It's been less than a week since news went public of Chevron's latest oil spill off the coast of Brazil, its second in less than 6 months, but troubles for the oil company and the environment are clearly escalating. Although early reports from Chevron sought to downplay the severity of the deepwater leak as an infrequent drip, a recent flyover of site by the Brazilian officials shows that the oil slick has already reached about 1 kilometer in length.
Over the weekend, a federal judge ordered that 17 Chevron employees involved in this latest incident to surrender their passports, effectively forcing them to remain in the country as to face prosecution for various crimes against nature, reports the Associated Press.

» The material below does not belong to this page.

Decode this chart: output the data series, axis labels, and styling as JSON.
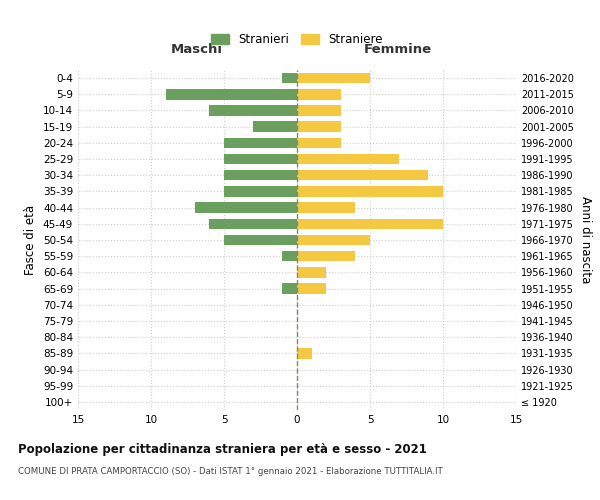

Brazilian prosecutors said Saturday they will file criminal charges against 17 executives of Chevron Corp. and drilling contractor Transocean Ltd. for a new oil leak near the offshore well where at about 416,000 litres spilled late last year.
Those targeted include George Buck, chief operating officer for Chevron's Brazilian division, federal prosecutors' spokesman Marcelo del Negri said by telephone.

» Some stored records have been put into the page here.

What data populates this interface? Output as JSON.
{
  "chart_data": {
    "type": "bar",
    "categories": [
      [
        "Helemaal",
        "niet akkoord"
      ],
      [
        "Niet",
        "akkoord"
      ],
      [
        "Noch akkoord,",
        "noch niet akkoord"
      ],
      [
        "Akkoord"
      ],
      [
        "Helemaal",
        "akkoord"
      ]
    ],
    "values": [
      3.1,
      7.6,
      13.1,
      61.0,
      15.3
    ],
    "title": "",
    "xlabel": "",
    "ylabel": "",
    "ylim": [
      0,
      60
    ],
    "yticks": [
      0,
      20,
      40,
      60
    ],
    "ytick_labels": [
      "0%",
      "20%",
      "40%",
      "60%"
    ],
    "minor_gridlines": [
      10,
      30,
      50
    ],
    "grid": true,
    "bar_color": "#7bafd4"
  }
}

He said prosecutors would file the charges including "environmental crimes" in a federal court next week, but he did not provide further details.
To add to an already trying situation for Chevron, the company is still reeling from the consequences resulting from another oil leak just last year in which as much as 3,000 barrels of oil were loosed into the waters off the coast of Rio de Janeiro. The company is expected to be fined over $100 million.
In light of the this most recent leak, the rate of which has yet to be disclosed, Chevron has suspended its drilling operations in the oil-rich Frade Field, 200 miles from the Brazilian mainland, as they investigate its cause and develop a way to stop it.